A ban on mobile billboards in the city of Los Angeles took effect Jan. 1, but the company that has the most mobile signs has already found a way to get around the law.

The ban, sponsored by Councilman Dennis Zine, defines a mobile billboard as an advertising display attached to a wheeled, mobile, nonmotorized vehicle. The ban prohibits such signs from being parked on city streets.

So Bruce Boyer, head of Lone Star Security & Video in Reseda, is mounting his signs on motorized vehicles. Also, he’s taking the wheels off and replacing them with runners, converting them into sleighs.

Boyer said he will place the signs on flatbed trucks and drive them to their curbside locations. Or he could even tow them, letting them skid along on their runners.

Lone Star advertises its alarm-monitoring service on about 30 billboards parked around Los Angeles, mostly in the San Fernando Valley. Boyer estimated that there are about 170 other signs of the same type around the city.

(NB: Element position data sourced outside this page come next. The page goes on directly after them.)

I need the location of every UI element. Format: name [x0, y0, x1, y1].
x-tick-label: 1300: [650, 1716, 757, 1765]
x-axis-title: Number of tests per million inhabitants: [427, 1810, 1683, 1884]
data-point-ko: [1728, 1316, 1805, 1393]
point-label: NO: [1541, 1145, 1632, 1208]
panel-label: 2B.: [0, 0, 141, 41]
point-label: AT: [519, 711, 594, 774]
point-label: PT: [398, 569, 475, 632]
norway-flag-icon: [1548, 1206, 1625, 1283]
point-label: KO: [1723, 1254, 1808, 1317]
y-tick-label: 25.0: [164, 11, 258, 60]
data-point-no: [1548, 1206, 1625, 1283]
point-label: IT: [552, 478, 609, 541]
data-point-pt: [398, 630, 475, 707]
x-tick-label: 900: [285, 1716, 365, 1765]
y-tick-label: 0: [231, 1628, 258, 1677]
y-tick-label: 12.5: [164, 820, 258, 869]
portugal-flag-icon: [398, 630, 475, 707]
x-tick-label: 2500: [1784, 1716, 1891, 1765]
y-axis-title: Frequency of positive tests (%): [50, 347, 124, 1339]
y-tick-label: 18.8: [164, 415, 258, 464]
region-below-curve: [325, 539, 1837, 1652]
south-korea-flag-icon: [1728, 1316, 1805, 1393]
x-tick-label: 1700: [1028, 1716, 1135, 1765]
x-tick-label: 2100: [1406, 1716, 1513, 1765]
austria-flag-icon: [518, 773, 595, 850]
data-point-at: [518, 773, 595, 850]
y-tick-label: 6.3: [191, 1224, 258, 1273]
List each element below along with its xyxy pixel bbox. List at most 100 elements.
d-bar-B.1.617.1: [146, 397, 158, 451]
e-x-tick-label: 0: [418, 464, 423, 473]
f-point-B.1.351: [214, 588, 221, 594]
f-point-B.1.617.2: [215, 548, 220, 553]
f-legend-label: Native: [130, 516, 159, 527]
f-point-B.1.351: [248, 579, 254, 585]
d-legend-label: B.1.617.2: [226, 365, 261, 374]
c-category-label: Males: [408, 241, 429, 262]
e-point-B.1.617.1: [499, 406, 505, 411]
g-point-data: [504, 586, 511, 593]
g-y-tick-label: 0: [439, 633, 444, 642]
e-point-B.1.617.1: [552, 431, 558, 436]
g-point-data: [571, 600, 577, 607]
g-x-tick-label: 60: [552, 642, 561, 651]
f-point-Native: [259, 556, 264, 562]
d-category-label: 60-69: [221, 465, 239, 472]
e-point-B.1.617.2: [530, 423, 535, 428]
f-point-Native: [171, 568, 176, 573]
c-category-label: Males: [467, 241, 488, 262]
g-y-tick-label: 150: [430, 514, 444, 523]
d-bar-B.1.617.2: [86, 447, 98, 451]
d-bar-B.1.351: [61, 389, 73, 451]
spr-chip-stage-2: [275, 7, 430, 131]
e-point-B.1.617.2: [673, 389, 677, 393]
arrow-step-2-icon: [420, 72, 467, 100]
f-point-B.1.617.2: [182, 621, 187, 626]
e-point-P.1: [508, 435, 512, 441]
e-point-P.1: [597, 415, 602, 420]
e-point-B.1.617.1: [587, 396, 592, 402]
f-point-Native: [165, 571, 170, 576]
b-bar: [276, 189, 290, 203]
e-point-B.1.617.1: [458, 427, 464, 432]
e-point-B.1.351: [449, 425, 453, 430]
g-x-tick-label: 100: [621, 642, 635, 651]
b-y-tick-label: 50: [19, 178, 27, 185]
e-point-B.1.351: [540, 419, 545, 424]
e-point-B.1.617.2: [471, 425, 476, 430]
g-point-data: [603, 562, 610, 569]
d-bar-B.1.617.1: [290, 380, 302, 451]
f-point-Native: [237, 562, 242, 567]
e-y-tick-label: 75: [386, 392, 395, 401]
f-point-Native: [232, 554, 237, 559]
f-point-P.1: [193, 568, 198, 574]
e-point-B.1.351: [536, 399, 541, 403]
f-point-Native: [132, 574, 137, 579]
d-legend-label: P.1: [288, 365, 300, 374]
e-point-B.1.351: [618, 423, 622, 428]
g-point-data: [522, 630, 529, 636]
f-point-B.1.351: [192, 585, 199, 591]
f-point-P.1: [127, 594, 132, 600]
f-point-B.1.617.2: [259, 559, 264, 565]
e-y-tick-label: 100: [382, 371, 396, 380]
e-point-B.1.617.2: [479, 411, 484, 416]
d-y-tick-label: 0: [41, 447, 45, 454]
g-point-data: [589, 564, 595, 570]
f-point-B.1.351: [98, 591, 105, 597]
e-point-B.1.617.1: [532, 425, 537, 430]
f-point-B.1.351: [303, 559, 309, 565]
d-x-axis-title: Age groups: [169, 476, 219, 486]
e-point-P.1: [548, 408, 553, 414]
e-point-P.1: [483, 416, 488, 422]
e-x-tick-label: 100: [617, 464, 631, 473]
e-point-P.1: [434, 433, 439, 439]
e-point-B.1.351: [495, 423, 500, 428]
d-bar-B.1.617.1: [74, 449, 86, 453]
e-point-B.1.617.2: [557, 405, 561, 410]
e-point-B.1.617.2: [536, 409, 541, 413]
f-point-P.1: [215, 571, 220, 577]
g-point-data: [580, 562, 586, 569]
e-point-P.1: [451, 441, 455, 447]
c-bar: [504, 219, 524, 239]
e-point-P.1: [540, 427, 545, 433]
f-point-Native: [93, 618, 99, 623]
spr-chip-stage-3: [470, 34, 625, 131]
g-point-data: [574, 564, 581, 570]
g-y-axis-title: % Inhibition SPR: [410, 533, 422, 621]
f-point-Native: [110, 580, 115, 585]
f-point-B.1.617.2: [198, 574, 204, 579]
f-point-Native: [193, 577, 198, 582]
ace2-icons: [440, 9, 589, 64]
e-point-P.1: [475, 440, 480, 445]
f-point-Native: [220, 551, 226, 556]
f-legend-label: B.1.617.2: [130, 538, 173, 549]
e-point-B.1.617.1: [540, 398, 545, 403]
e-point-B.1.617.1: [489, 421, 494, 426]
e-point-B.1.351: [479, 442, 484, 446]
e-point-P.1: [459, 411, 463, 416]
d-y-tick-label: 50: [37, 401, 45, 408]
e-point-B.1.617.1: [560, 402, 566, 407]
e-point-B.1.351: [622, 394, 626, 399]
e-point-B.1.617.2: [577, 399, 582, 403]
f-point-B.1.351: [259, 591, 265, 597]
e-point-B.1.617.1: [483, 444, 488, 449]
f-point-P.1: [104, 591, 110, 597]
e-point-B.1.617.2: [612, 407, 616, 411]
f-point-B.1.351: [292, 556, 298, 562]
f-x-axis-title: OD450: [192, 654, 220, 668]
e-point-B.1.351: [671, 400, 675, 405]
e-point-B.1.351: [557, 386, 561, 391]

“This is the most cost-effective form of advertising this company has ever found,” Boyer told the Business Journal.

The curbside signs have proliferated in Zine’s San Fernando Valley district, which has miles of major thoroughfares with unmetered parking.

Mobile billboards “are a public safety hazard that impairs the visibility of motorists and pedestrians, reduce precious parking locations and create visual blight,” Zine said. “I will do everything in my power to eradicate them from the streets of Los Angeles.”

The councilman said the city had a law on the books banning the signs, but a state law required that cities post warning signs in order to enforce it. That made the ban impractical given the miles of streets in Los Angeles.

But a new state law, sponsored by the city of Los Angeles and passed by the Assembly in late September, allows cities to ban the signs without posting warnings. The Los Angeles City Council passed a ban after the state law was adopted. Both the state law and the city ban went into effect Jan. 1.

Zine said officials in West Hollywood have contacted him about enacting a similar ban in their city, and he believes other cities will follow.

“I support local businesses and their right to advertise,” Zine said. “But they need to find an alternate method that does not endanger public safety and does not contribute to the degradation of the community they seek to do business in.”